Ian Ernest Gilmore "Gil" Evans (born Green; May 13, 1912 – March 20, 1988) was a Canadian jazz pianist, arranger, composer and bandleader. He is widely recognized as one of the greatest orchestrators in jazz, playing an important role in the development of cool jazz, modal jazz, free jazz and jazz fusion. He is best known for his acclaimed collaborations with Miles Davis.

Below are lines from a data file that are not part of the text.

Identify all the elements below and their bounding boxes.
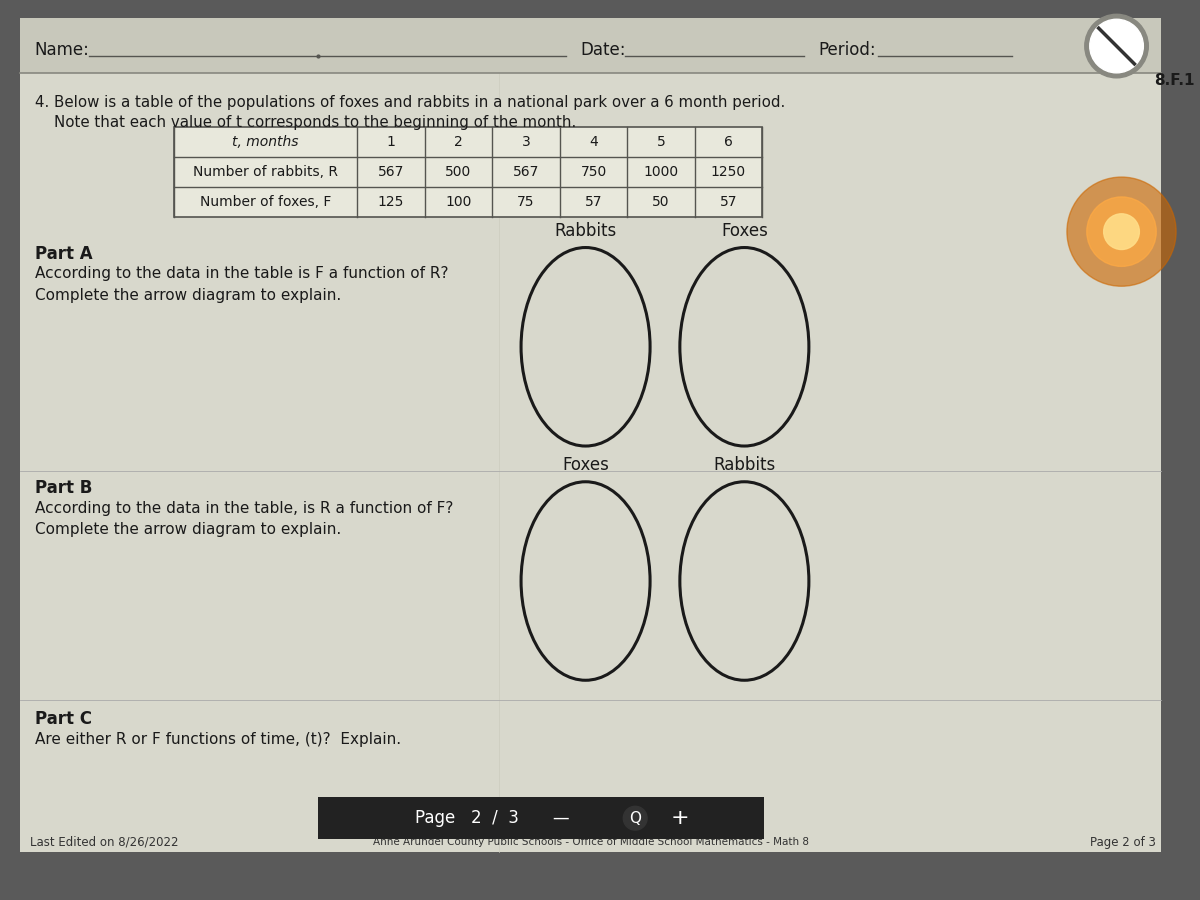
Circle shape [1090, 19, 1144, 73]
Circle shape [1067, 177, 1176, 286]
Circle shape [1085, 14, 1148, 77]
Text: 1000: 1000 [643, 165, 678, 179]
Text: 2: 2 [454, 135, 463, 149]
Bar [174, 128, 762, 217]
Text: Period:: Period: [818, 41, 876, 59]
Text: Foxes: Foxes [562, 455, 610, 473]
Text: 50: 50 [653, 195, 670, 209]
Text: Date:: Date: [581, 41, 626, 59]
Text: Page   2  /  3: Page 2 / 3 [414, 809, 518, 827]
Text: 5: 5 [656, 135, 665, 149]
Text: Foxes: Foxes [721, 221, 768, 239]
Text: Part B: Part B [35, 479, 92, 497]
Text: Complete the arrow diagram to explain.: Complete the arrow diagram to explain. [35, 523, 341, 537]
Text: 3: 3 [522, 135, 530, 149]
Text: Rabbits: Rabbits [554, 221, 617, 239]
Text: Last Edited on 8/26/2022: Last Edited on 8/26/2022 [30, 835, 179, 849]
Text: Name:: Name: [35, 41, 90, 59]
Text: 57: 57 [720, 195, 737, 209]
Text: 100: 100 [445, 195, 472, 209]
Text: t, months: t, months [233, 135, 299, 149]
Text: Part A: Part A [35, 245, 92, 263]
Text: Anne Arundel County Public Schools - Office of Middle School Mathematics - Math : Anne Arundel County Public Schools - Off… [372, 837, 809, 847]
Text: 1250: 1250 [710, 165, 746, 179]
Text: Rabbits: Rabbits [713, 455, 775, 473]
Text: 4. Below is a table of the populations of foxes and rabbits in a national park o: 4. Below is a table of the populations o… [35, 94, 785, 110]
Text: According to the data in the table is F a function of R?: According to the data in the table is F … [35, 266, 449, 282]
Text: 6: 6 [724, 135, 733, 149]
Text: +: + [671, 808, 689, 828]
Text: 500: 500 [445, 165, 472, 179]
Circle shape [1104, 214, 1139, 249]
Text: Are either R or F functions of time, (t)?  Explain.: Are either R or F functions of time, (t)… [35, 732, 401, 747]
Text: 75: 75 [517, 195, 535, 209]
Text: —: — [552, 809, 569, 827]
Circle shape [1087, 197, 1157, 266]
Text: 750: 750 [581, 165, 607, 179]
Text: 57: 57 [584, 195, 602, 209]
Text: Part C: Part C [35, 710, 91, 728]
Text: 567: 567 [378, 165, 404, 179]
Text: 567: 567 [512, 165, 539, 179]
Text: 8.F.1: 8.F.1 [1154, 73, 1195, 88]
Text: According to the data in the table, is R a function of F?: According to the data in the table, is R… [35, 500, 454, 516]
Text: Note that each value of t corresponds to the beginning of the month.: Note that each value of t corresponds to… [35, 114, 576, 130]
Text: Page 2 of 3: Page 2 of 3 [1091, 835, 1157, 849]
Bar [318, 797, 764, 839]
Circle shape [623, 806, 647, 830]
Bar [20, 18, 1162, 73]
Text: 1: 1 [386, 135, 396, 149]
Text: 125: 125 [378, 195, 404, 209]
Text: 4: 4 [589, 135, 598, 149]
Text: Q: Q [629, 811, 641, 825]
Text: Number of rabbits, R: Number of rabbits, R [193, 165, 338, 179]
Bar [20, 73, 1162, 852]
Text: Complete the arrow diagram to explain.: Complete the arrow diagram to explain. [35, 288, 341, 303]
Text: Number of foxes, F: Number of foxes, F [200, 195, 331, 209]
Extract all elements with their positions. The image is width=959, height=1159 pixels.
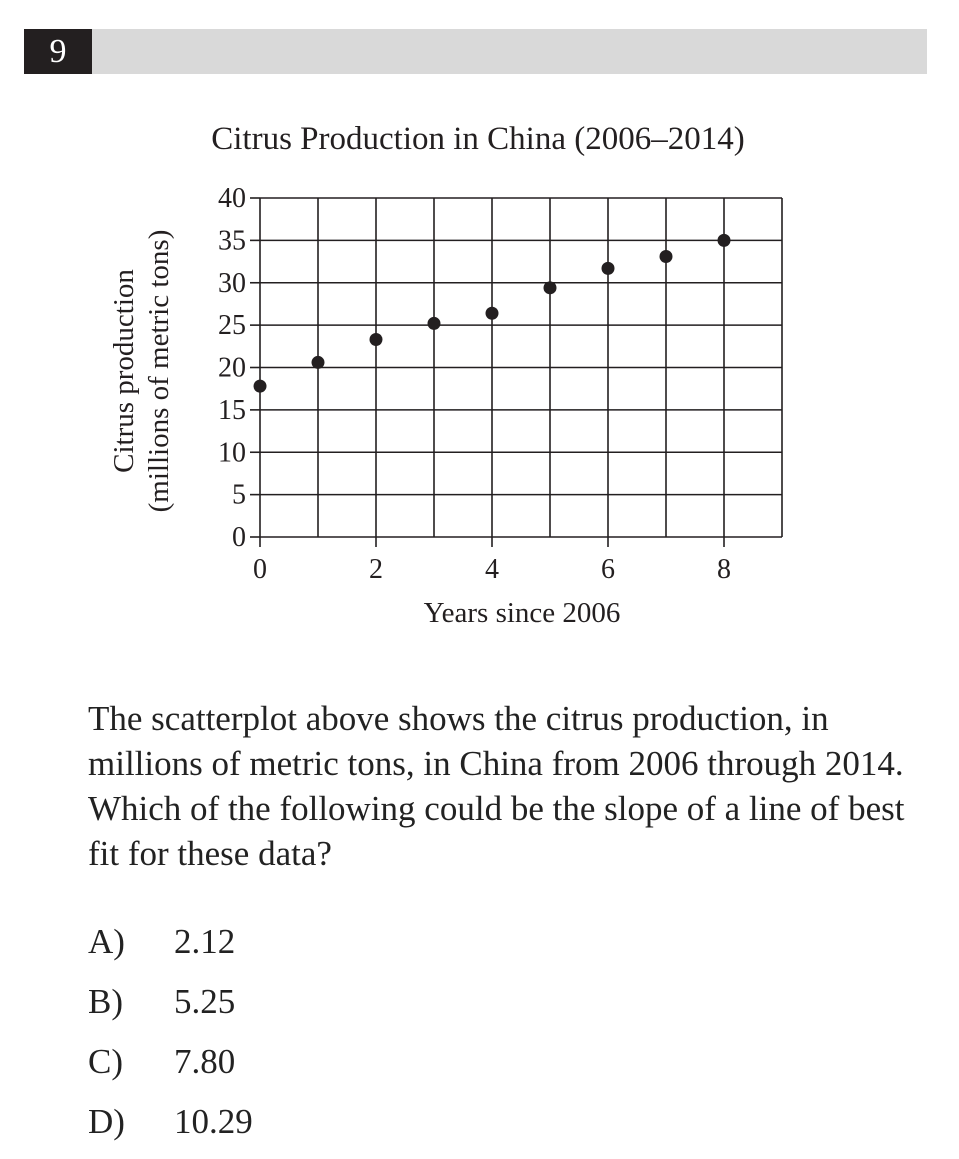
choice-letter: C)	[88, 1042, 123, 1081]
scatter-chart: Citrus Production in China (2006–2014) 0…	[108, 121, 783, 629]
chart-title: Citrus Production in China (2006–2014)	[211, 121, 744, 157]
choice-value: 2.12	[174, 922, 236, 961]
data-points	[253, 233, 731, 393]
choice-letter: B)	[88, 982, 123, 1021]
choice-value: 7.80	[174, 1042, 236, 1081]
data-point	[485, 306, 499, 320]
y-tick-label: 10	[218, 437, 246, 468]
x-tick-label: 4	[485, 554, 499, 585]
chart-ticks: 0 5 10 15 20 25 30 35 40 0 2 4 6 8	[218, 183, 731, 585]
x-tick-label: 8	[717, 554, 731, 585]
question-header-bar	[92, 29, 927, 74]
y-tick-label: 20	[218, 353, 246, 384]
data-point	[369, 333, 383, 347]
choice-letter: D)	[88, 1102, 125, 1141]
x-tick-label: 2	[369, 554, 383, 585]
data-point	[543, 281, 557, 295]
choice-a[interactable]: A) 2.12	[88, 912, 253, 972]
choice-d[interactable]: D) 10.29	[88, 1092, 253, 1152]
data-point	[717, 233, 731, 247]
question-text: The scatterplot above shows the citrus p…	[88, 699, 905, 873]
y-axis-label-line-2: (millions of metric tons)	[143, 230, 175, 513]
x-tick-label: 6	[601, 554, 615, 585]
choice-value: 10.29	[174, 1102, 253, 1141]
data-point	[427, 316, 441, 330]
data-point	[659, 249, 673, 263]
choice-value: 5.25	[174, 982, 236, 1021]
x-axis-label: Years since 2006	[424, 597, 621, 629]
y-tick-label: 30	[218, 268, 246, 299]
answer-choices: A) 2.12 B) 5.25 C) 7.80 D) 10.29	[88, 912, 253, 1152]
choice-b[interactable]: B) 5.25	[88, 972, 253, 1032]
choice-c[interactable]: C) 7.80	[88, 1032, 253, 1092]
data-point	[253, 379, 267, 393]
choice-letter: A)	[88, 922, 125, 961]
data-point	[311, 355, 325, 369]
y-tick-label: 5	[232, 480, 246, 511]
y-tick-label: 35	[218, 225, 246, 256]
y-axis-label-line-1: Citrus production	[108, 269, 140, 473]
y-tick-label: 0	[232, 522, 246, 553]
y-tick-label: 15	[218, 395, 246, 426]
chart-grid	[259, 197, 783, 538]
data-point	[601, 261, 615, 275]
question-number: 9	[24, 29, 92, 74]
y-tick-label: 40	[218, 183, 246, 214]
x-tick-label: 0	[253, 554, 267, 585]
y-tick-label: 25	[218, 310, 246, 341]
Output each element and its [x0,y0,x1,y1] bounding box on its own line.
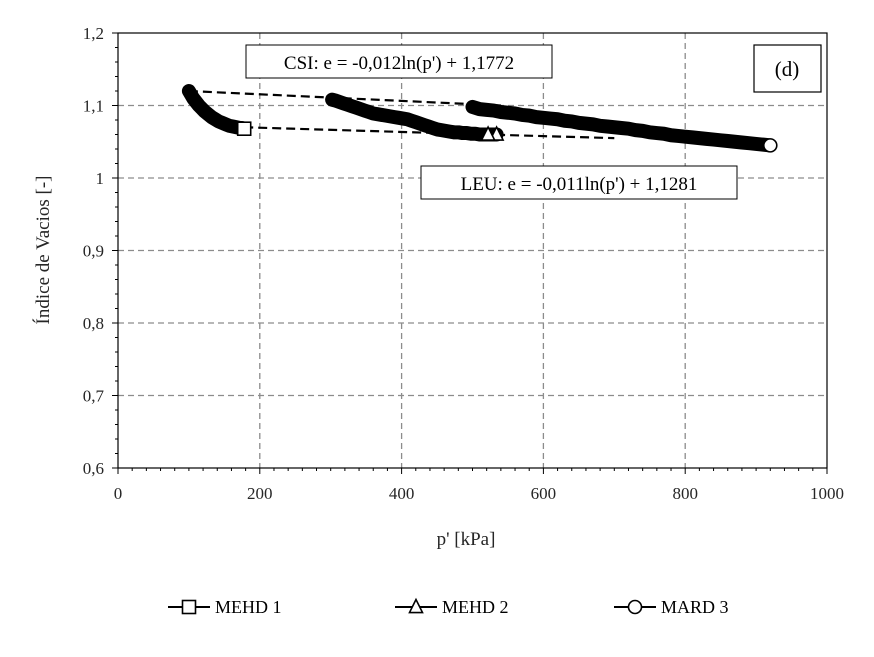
data-point [610,123,619,132]
data-point [603,122,612,131]
data-point [567,117,576,126]
data-point [667,131,676,140]
end-marker [762,138,778,153]
data-point [674,131,683,140]
data-point [695,134,704,143]
panel-label-text: (d) [775,57,800,81]
data-series [181,84,778,153]
data-point [511,109,520,118]
x-tick-label: 600 [531,484,557,503]
end-marker [236,121,252,136]
data-point [709,135,718,144]
data-point [546,114,555,123]
data-point [496,108,505,117]
data-point [638,126,647,135]
data-point [468,102,477,111]
series-mard-3 [465,99,778,153]
data-point [681,132,690,141]
data-point [645,128,654,137]
data-point [560,116,569,125]
leu-equation: LEU: e = -0,011ln(p') + 1,1281 [461,174,698,195]
legend-marker [627,599,643,615]
data-point [525,111,534,120]
y-tick-label: 0,6 [83,459,104,478]
panel-label: (d) [753,44,822,93]
legend-item: MEHD 1 [168,597,282,617]
data-point [489,106,498,115]
data-point [659,129,668,138]
grid-lines [118,33,827,468]
y-tick-label: 0,7 [83,387,105,406]
data-point [652,129,661,138]
legend-item: MEHD 2 [395,597,509,617]
data-point [553,115,562,124]
panel-label-box [753,44,822,93]
leu-annotation-box [420,165,738,200]
data-point [539,113,548,122]
y-tick-label: 0,8 [83,314,104,333]
legend-marker [181,599,197,615]
data-point [482,105,491,114]
data-point [745,139,754,148]
x-tick-label: 800 [672,484,698,503]
y-axis-label: Índice de Vacios [-] [32,176,54,325]
legend-label: MEHD 1 [215,597,282,617]
data-point [688,133,697,142]
legend-label: MEHD 2 [442,597,509,617]
legend-marker [408,597,424,614]
legend-label: MARD 3 [661,597,729,617]
data-point [589,120,598,129]
data-point [702,134,711,143]
data-point [475,105,484,114]
data-point [503,108,512,117]
data-point [518,110,527,119]
csi-annotation: CSI: e = -0,012ln(p') + 1,1772 [245,44,553,79]
x-tick-label: 200 [247,484,273,503]
data-point [716,136,725,145]
axis-ticks [112,32,828,474]
x-tick-label: 0 [114,484,123,503]
csi-equation: CSI: e = -0,012ln(p') + 1,1772 [284,53,514,74]
y-tick-label: 1,1 [83,97,104,116]
csi-annotation-box [245,44,553,79]
data-point [737,138,746,147]
end-marker [480,125,496,141]
data-point [631,126,640,135]
data-point [581,119,590,128]
legend-item: MARD 3 [614,597,729,617]
x-tick-label: 400 [389,484,415,503]
data-point [617,123,626,132]
y-tick-label: 1 [96,169,105,188]
series-mehd-1 [181,84,252,136]
data-point [574,118,583,127]
leu-annotation: LEU: e = -0,011ln(p') + 1,1281 [420,165,738,200]
series-mehd-2 [325,92,505,142]
y-tick-label: 0,9 [83,242,104,261]
data-point [730,137,739,146]
data-point [752,139,761,148]
x-tick-label: 1000 [810,484,844,503]
tick-labels: 0 200 400 600 800 1000 0,6 0,7 0,8 0,9 1 1,1 1,2 [83,24,844,503]
y-tick-label: 1,2 [83,24,104,43]
data-point [624,124,633,133]
data-point [532,113,541,122]
legend: MEHD 1 MEHD 2 MARD 3 [168,597,729,617]
x-axis-label: p' [kPa] [437,529,496,550]
data-point [596,121,605,130]
data-point [723,137,732,146]
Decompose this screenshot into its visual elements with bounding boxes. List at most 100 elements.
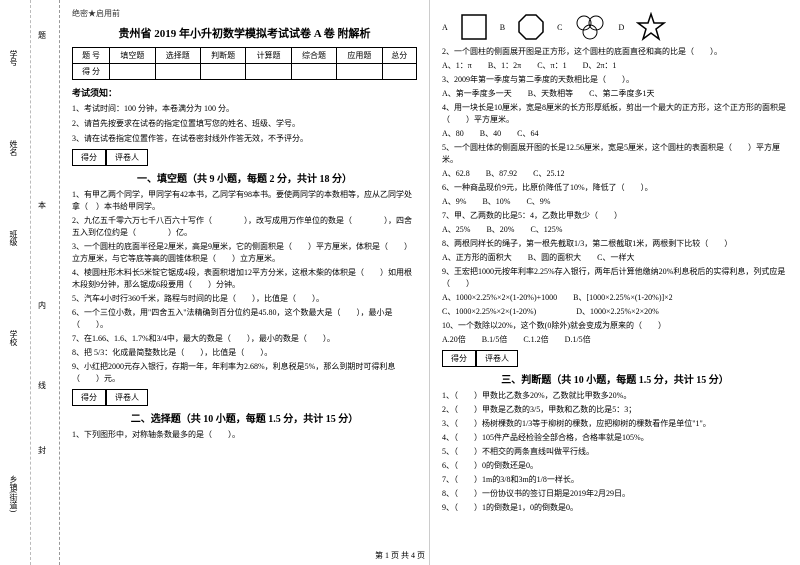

Born in Toronto, Ontario, Canada, his name was changed early on from Green to Evans, the name of his stepfather. His family moved to where he spent most of his youth. After 1946, he lived and worked primarily in New York City, living for many years at Westbeth Artists Community.

Between 1941 and 1948, Evans worked as an arranger for the Claude Thornhill Orchestra. Even then, early in his career, his arrangements were such a challenge to musicians that bassist Bill Crow recalled that bandleader Thornhill would bring out Evans’s arrangements “when he wanted to punish the band.” Evans' modest basement apartment behind a New York City Chinese laundry soon became a meeting place for musicians looking to develop new musical styles outside of the dominant bebop style of the day. Those present included the leading bebop performer, Charlie Parker, as well as Gerry Mulligan and John Carisi. In 1948, Evans, with Miles Davis, Mulligan, and others, collaborated on a band book for a nonet. These ensembles, larger than the trio-to-quintet "combos", but smaller than the "big bands" which were on the brink of economic inviability, allowed arrangers to have a larger palette of colors by using French horns and tuba. Claude Thornhill had employed hornist John Graas in 1942, and composer-arranger Bob Graettinger had scored for horns and tubas with the Stan Kenton orchestra, but the "Kenton sound" was in the context of a dense orchestral wall of sound that Evans avoided.